In this rapidly aging society, the mobility of older adults is critical for the prosperity and well-being of communities. Despite such importance, various types of environmental barriers (e.g., steep slopes and uneven sidewalks) have limited their mobility. Recent wearable biosensors have shown the potential to less invasively, less laboriously, and continuously detect environmental barriers by measuring stress in older adults' daily trips. However, stress alone could not be indicative of environmental barriers because various stress stimuli (e.g., emotions and physical fatigue) are mixed up in their daily trips. To fill this gap, the authors propose and test a computational approach that spatially identifies stress resulting from environmental barriers by aggregating multiple people's physiological and location data. The proposed approach measures stress commonly sensed from multiple people in a specific location (collective stress) as an indication of environmental barriers, applying wearable biosensors, signal processing, and geocoding. To test the feasibility of the proposed approach, collective stress was compared between locations with and without environmental barriers based on 2 weeks of field data collected from the daily trips of 16 subjects.

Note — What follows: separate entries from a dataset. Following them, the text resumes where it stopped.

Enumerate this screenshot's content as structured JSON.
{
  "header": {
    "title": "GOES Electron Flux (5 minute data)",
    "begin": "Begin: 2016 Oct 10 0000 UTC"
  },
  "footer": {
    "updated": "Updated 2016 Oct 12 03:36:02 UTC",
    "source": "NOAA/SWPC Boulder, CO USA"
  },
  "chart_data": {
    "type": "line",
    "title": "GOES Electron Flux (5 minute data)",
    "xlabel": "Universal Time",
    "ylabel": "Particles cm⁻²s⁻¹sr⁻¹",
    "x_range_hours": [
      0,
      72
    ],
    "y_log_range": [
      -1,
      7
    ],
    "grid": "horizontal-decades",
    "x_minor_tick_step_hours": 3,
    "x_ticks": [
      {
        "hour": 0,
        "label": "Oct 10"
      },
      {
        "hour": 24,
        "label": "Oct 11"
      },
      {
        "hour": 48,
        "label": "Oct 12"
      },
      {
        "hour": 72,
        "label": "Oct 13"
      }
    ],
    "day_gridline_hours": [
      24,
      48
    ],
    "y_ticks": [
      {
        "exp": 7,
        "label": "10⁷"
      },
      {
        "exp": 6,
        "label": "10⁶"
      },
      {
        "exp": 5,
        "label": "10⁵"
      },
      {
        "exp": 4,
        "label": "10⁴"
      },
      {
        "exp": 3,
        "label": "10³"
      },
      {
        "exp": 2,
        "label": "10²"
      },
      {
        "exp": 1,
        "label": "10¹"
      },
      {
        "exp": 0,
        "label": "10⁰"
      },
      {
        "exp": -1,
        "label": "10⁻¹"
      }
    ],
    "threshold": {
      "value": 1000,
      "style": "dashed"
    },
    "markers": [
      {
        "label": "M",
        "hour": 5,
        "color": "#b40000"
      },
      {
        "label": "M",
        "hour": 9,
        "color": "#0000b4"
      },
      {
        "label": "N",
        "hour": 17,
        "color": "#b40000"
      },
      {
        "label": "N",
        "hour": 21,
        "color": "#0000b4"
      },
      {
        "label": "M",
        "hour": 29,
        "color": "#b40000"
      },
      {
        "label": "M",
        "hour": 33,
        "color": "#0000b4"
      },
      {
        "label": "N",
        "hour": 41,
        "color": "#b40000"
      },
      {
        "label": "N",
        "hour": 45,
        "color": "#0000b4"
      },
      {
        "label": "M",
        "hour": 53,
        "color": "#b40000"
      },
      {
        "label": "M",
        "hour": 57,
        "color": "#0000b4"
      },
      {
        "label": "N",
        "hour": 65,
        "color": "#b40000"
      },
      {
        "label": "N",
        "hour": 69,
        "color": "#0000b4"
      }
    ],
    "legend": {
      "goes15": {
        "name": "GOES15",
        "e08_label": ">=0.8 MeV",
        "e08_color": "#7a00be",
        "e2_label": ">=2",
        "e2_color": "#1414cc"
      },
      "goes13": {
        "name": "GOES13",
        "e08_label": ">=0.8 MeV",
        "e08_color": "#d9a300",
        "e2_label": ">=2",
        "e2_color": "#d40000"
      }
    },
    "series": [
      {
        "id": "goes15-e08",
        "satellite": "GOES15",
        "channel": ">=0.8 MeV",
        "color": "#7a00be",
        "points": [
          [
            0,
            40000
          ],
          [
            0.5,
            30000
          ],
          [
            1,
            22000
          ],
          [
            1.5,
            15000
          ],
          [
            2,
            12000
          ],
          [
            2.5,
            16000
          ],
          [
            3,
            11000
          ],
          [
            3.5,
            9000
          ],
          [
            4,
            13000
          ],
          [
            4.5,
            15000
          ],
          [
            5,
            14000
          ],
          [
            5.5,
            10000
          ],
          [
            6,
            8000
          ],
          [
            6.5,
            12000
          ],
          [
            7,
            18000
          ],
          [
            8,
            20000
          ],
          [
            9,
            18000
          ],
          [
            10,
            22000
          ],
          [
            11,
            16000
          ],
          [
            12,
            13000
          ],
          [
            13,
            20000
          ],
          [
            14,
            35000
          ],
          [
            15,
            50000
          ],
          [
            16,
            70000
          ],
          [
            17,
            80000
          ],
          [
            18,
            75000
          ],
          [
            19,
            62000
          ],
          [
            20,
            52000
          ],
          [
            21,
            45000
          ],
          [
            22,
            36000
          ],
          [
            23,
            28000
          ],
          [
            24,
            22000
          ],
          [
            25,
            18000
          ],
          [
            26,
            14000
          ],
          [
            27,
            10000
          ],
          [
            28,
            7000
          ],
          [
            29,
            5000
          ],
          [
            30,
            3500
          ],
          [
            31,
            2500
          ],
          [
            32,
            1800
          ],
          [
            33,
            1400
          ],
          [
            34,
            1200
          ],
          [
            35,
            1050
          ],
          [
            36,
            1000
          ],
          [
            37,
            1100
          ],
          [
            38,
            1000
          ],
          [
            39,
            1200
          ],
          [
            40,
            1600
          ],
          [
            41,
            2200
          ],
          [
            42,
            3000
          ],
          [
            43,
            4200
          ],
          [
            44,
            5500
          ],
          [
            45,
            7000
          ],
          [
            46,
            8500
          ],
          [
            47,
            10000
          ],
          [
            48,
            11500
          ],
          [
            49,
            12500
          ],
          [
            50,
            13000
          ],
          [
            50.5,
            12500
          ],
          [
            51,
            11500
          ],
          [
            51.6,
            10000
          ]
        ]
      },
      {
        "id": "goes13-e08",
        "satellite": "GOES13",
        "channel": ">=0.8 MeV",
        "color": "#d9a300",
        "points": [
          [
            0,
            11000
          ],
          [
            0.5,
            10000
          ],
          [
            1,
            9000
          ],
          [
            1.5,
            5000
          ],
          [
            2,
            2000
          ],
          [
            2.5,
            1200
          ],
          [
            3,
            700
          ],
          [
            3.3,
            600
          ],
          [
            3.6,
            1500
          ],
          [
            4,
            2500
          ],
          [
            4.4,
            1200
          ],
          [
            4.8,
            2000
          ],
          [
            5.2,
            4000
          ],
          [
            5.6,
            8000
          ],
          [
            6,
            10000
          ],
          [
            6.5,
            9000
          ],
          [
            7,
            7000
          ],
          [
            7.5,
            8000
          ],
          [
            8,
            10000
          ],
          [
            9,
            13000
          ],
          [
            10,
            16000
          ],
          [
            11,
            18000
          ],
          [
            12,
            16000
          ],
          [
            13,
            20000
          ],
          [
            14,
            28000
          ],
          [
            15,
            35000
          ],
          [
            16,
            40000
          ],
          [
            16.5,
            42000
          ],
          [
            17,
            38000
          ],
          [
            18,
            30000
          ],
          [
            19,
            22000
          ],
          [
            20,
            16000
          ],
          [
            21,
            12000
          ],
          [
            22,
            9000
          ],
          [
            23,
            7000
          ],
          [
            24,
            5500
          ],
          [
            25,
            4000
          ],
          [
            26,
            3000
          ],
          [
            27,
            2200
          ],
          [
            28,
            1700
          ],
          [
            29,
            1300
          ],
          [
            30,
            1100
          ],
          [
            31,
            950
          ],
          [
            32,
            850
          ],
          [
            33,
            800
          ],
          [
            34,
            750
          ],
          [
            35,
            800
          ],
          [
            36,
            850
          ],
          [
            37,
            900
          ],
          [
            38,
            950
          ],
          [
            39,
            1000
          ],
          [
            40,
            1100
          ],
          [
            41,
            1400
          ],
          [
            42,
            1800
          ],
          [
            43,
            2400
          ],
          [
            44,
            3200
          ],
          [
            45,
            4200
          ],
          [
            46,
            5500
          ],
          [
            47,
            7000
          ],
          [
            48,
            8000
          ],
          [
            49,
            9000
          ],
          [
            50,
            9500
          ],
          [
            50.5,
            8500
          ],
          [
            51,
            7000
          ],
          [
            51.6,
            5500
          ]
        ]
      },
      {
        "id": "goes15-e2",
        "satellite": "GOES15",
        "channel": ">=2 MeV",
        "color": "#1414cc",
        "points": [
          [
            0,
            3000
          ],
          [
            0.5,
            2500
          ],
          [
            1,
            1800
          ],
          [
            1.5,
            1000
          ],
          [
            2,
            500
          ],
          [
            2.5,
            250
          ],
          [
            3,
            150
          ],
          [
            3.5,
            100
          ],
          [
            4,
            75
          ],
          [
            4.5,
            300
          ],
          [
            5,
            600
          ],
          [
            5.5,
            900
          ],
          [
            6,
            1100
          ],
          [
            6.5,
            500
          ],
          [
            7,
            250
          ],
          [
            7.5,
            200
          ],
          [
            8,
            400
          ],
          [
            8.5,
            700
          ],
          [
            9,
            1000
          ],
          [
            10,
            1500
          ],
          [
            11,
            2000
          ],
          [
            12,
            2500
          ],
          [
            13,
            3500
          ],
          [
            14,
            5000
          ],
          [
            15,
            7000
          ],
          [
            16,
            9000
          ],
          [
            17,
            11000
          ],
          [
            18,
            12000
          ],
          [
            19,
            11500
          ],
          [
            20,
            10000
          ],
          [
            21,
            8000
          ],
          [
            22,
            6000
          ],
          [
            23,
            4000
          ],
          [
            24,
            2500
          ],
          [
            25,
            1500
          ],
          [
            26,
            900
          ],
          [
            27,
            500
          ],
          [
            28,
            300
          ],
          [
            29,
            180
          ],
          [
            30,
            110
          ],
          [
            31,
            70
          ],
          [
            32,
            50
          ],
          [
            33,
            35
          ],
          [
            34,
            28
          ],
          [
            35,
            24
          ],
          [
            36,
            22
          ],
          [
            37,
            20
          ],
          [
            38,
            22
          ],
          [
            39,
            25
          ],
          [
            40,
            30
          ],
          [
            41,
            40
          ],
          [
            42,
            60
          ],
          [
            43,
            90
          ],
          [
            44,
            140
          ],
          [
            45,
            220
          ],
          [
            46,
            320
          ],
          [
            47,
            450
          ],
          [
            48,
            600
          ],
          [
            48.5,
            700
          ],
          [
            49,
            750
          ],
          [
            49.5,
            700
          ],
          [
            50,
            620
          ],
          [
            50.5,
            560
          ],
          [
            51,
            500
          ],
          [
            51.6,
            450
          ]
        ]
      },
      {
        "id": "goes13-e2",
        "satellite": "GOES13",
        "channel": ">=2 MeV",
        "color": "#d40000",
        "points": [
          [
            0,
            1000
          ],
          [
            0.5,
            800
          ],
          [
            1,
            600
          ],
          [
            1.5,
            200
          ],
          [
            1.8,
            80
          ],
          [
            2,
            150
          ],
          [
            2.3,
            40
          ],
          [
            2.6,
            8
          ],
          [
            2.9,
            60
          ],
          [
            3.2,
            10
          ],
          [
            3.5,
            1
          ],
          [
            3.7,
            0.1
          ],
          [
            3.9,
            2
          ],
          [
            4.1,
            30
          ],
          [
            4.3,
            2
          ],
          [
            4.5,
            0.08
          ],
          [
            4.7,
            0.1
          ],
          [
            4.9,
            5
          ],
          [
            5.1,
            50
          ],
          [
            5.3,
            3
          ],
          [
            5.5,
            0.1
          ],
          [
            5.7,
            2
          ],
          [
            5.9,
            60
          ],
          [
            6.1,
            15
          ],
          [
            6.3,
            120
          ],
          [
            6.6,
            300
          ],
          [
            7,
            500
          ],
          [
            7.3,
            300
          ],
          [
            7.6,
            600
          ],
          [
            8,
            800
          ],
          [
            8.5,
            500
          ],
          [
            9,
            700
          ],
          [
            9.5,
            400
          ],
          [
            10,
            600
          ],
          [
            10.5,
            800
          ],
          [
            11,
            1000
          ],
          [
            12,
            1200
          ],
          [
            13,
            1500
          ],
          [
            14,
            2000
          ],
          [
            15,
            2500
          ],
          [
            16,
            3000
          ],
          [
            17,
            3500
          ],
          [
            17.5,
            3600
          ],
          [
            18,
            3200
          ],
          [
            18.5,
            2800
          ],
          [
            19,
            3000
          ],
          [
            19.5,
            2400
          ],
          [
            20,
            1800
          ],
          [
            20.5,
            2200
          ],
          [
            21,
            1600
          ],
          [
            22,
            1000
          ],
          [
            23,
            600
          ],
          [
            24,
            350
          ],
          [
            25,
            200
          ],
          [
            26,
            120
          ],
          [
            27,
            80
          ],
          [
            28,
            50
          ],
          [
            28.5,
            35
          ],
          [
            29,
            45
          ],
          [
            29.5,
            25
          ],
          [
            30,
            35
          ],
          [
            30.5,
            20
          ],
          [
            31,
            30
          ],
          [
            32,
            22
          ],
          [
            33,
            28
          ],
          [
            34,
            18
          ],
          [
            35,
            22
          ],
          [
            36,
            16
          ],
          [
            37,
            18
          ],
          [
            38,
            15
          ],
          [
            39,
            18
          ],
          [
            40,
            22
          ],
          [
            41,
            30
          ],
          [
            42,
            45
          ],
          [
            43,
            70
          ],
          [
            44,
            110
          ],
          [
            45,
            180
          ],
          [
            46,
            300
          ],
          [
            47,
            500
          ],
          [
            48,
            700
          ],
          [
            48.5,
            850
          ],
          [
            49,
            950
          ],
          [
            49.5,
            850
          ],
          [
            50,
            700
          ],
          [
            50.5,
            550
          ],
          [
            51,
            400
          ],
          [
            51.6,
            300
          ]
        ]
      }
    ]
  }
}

As a result, the collective stress was statistically higher in the locations with environmental barriers than without. This result shows that the proposed approach is feasible to compute collective stress measures that are indicative of environmental barriers. This finding contributes to the body of knowledge by confirming the feasibility of a new computational approach that understands locational stress-inducing factors by spatially aggregating multiple people's physiological signals using wearable biosensors, signal processing, and geocoding. Given the feasibility of the proposed approach to detect environmental barriers, future studies can generate and validate a less invasive, less laborious, and continuous method to detect environmental barriers, which can facilitate mobility improvement.